After appointment, a GAL shall do the following:

  • Work with a custody investigator, if appointed, to coordinate investigation activities and avoid duplicating services
  • Interview and observe the child to ascertain the facts relevant to custody, the child's wishes, the need for independent evaluation, and the need for and appropriateness of interim judicial relief
  • Advise the child and the child's parents of the role and responsibilities of the GAL
  • Interview potential witnesses, lay and expert, with relevant knowledge of the child or parties
  • Participate in meetings impacting the life of the child, including permanency planning meetings and other activities that may be directed by the court

A GAL may apply for a court order to protect the child, to obtain temporary relief, to determine custody, or to determine visitation. A GAL shall participate whenever any party requests an interim court order that may affect the child. He or she also may request an independent court-ordered evaluation or study, including a custody investigation.

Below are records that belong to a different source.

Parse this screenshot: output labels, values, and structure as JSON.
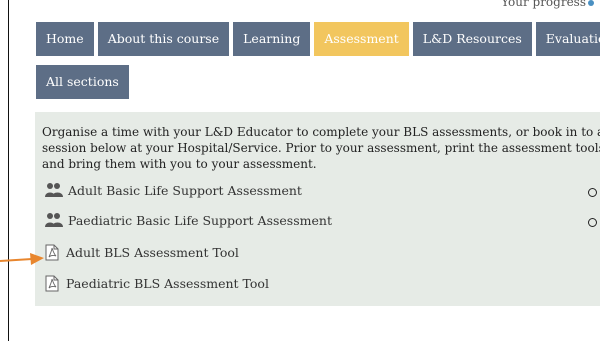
{
  "progress": {
    "label": "Your progress"
  },
  "nav": {
    "tabs": [
      {
        "label": "Home"
      },
      {
        "label": "About this course"
      },
      {
        "label": "Learning"
      },
      {
        "label": "Assessment"
      },
      {
        "label": "L&D Resources"
      },
      {
        "label": "Evaluation"
      }
    ],
    "active_tab": "Assessment",
    "all_sections": "All sections"
  },
  "content": {
    "intro": "Organise a time with your L&D Educator to complete your BLS assessments, or book in to a session below at your Hospital/Service. Prior to your assessment, print the assessment tools and bring them with you to your assessment.",
    "items": [
      {
        "label": "Adult Basic Life Support Assessment",
        "icon": "group-icon"
      },
      {
        "label": "Paediatric Basic Life Support Assessment",
        "icon": "group-icon"
      },
      {
        "label": "Adult BLS Assessment Tool",
        "icon": "pdf-icon"
      },
      {
        "label": "Paediatric BLS Assessment Tool",
        "icon": "pdf-icon"
      }
    ]
  },
  "colors": {
    "tab": "#5d6e86",
    "active_tab": "#f2c65e",
    "panel": "#e6ebe6",
    "arrow": "#e8862e"
  }
}
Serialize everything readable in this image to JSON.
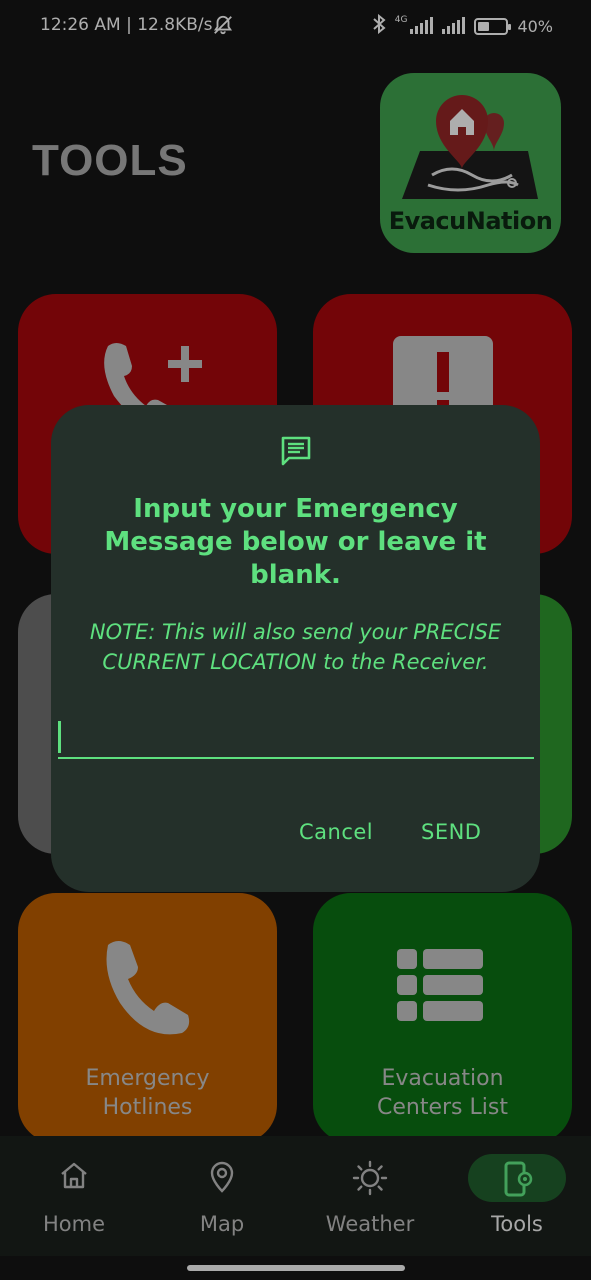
{
  "status_bar": {
    "time_speed": "12:26 AM | 12.8KB/s",
    "network_label": "4G",
    "battery_text": "40%",
    "battery_level": 0.4
  },
  "header": {
    "title": "TOOLS",
    "logo_text": "EvacuNation"
  },
  "tiles": [
    {
      "id": "add-contact",
      "label": "",
      "color": "#a0070c"
    },
    {
      "id": "alert",
      "label": "",
      "color": "#a0070c"
    },
    {
      "id": "grey-tile",
      "label": "",
      "color": "#6b6b6b"
    },
    {
      "id": "green-tile",
      "label": "",
      "color": "#2b8f2b"
    },
    {
      "id": "hotlines",
      "label": "Emergency\nHotlines",
      "color": "#b35900"
    },
    {
      "id": "centers",
      "label": "Evacuation\nCenters List",
      "color": "#0b6b12"
    }
  ],
  "nav": {
    "items": [
      {
        "label": "Home",
        "icon": "home-icon"
      },
      {
        "label": "Map",
        "icon": "map-pin-icon"
      },
      {
        "label": "Weather",
        "icon": "sun-icon"
      },
      {
        "label": "Tools",
        "icon": "phone-settings-icon"
      }
    ],
    "active_index": 3
  },
  "dialog": {
    "icon": "message-icon",
    "title": "Input your Emergency Message below or leave it blank.",
    "note": "NOTE: This will also send your PRECISE CURRENT LOCATION to the Receiver.",
    "input_value": "",
    "input_placeholder": "",
    "cancel_label": "Cancel",
    "send_label": "SEND"
  },
  "colors": {
    "accent": "#5ee07f",
    "dialog_bg": "#24302a",
    "background": "#141414"
  }
}
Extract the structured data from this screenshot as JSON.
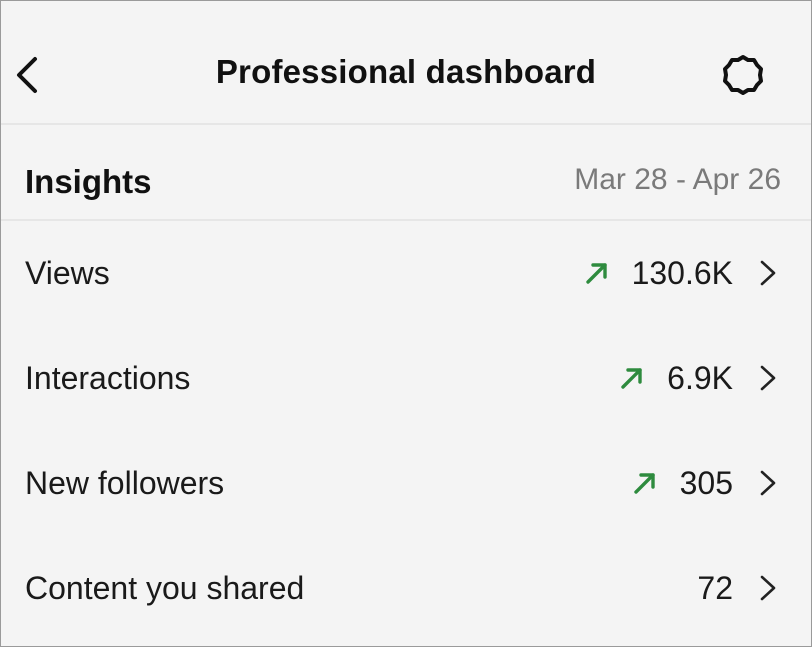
{
  "header": {
    "title": "Professional dashboard",
    "back_icon": "chevron-left-icon",
    "settings_icon": "gear-icon"
  },
  "insights": {
    "title": "Insights",
    "date_range": "Mar 28 - Apr 26"
  },
  "metrics": [
    {
      "label": "Views",
      "value": "130.6K",
      "trend": "up"
    },
    {
      "label": "Interactions",
      "value": "6.9K",
      "trend": "up"
    },
    {
      "label": "New followers",
      "value": "305",
      "trend": "up"
    },
    {
      "label": "Content you shared",
      "value": "72",
      "trend": "none"
    }
  ],
  "colors": {
    "trend_up": "#2e8b3e",
    "date_text": "#7a7a7a",
    "background": "#f4f4f4"
  }
}
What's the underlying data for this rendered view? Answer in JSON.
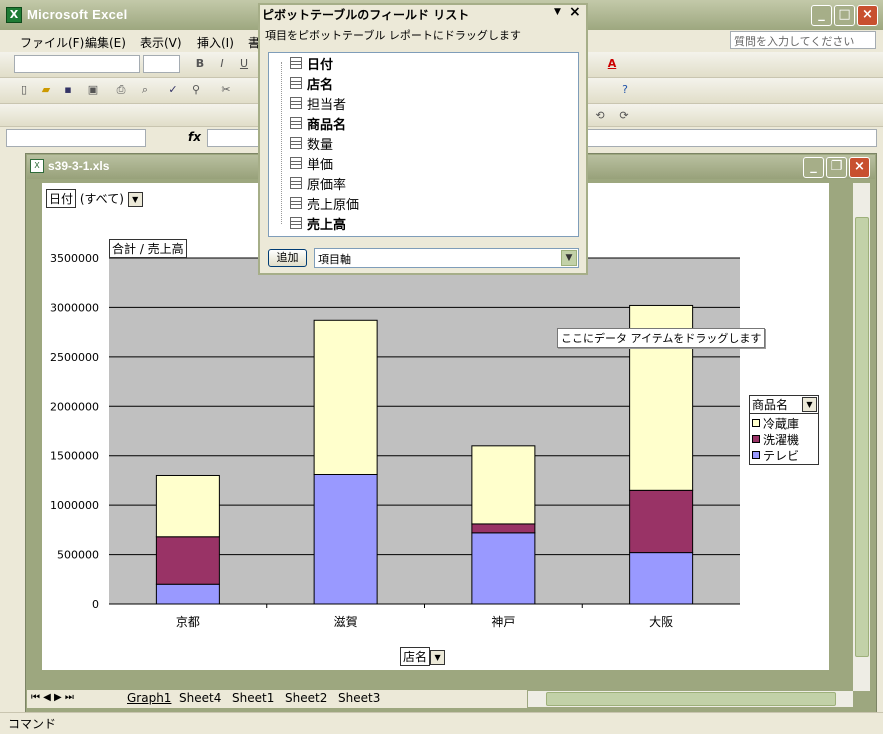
{
  "app": {
    "title": "Microsoft Excel",
    "icon_name": "excel-icon"
  },
  "menu": [
    "ファイル(F)",
    "編集(E)",
    "表示(V)",
    "挿入(I)",
    "書"
  ],
  "ask_placeholder": "質問を入力してください",
  "workbook": {
    "title": "s39-3-1.xls"
  },
  "pivot_panel": {
    "title": "ピボットテーブルのフィールド リスト",
    "subtitle": "項目をピボットテーブル レポートにドラッグします",
    "fields": [
      {
        "label": "日付",
        "bold": true
      },
      {
        "label": "店名",
        "bold": true
      },
      {
        "label": "担当者",
        "bold": false
      },
      {
        "label": "商品名",
        "bold": true
      },
      {
        "label": "数量",
        "bold": false
      },
      {
        "label": "単価",
        "bold": false
      },
      {
        "label": "原価率",
        "bold": false
      },
      {
        "label": "売上原価",
        "bold": false
      },
      {
        "label": "売上高",
        "bold": true
      }
    ],
    "add_label": "追加",
    "area_value": "項目軸"
  },
  "page_field": {
    "name": "日付",
    "value": "(すべて)"
  },
  "data_field": "合計 / 売上高",
  "drop_hint": "ここにデータ アイテムをドラッグします",
  "legend_field": "商品名",
  "category_field": "店名",
  "chart_data": {
    "type": "bar",
    "stacked": true,
    "categories": [
      "京都",
      "滋賀",
      "神戸",
      "大阪"
    ],
    "series": [
      {
        "name": "テレビ",
        "color": "#9999FF",
        "values": [
          200000,
          1310000,
          720000,
          520000
        ]
      },
      {
        "name": "洗濯機",
        "color": "#993366",
        "values": [
          480000,
          0,
          90000,
          630000
        ]
      },
      {
        "name": "冷蔵庫",
        "color": "#FFFFCC",
        "values": [
          620000,
          1560000,
          790000,
          1870000
        ]
      }
    ],
    "yticks": [
      "0",
      "500000",
      "1000000",
      "1500000",
      "2000000",
      "2500000",
      "3000000",
      "3500000"
    ],
    "ylim": [
      0,
      3500000
    ],
    "grid": true,
    "legend_position": "right"
  },
  "sheets": [
    "Graph1",
    "Sheet4",
    "Sheet1",
    "Sheet2",
    "Sheet3"
  ],
  "status": "コマンド"
}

The GAL shall also participate in all pretrial procedures and negotiations and endeavor to resolve the case without the need for a trial. The GAL may not disclose or participate in the disclosure of information to any person who is not a party to the case, except as necessary to perform the GAL duties or as may be specifically provided by law.

How the Representative Is Compensated

This issue is not addressed in the statutes reviewed.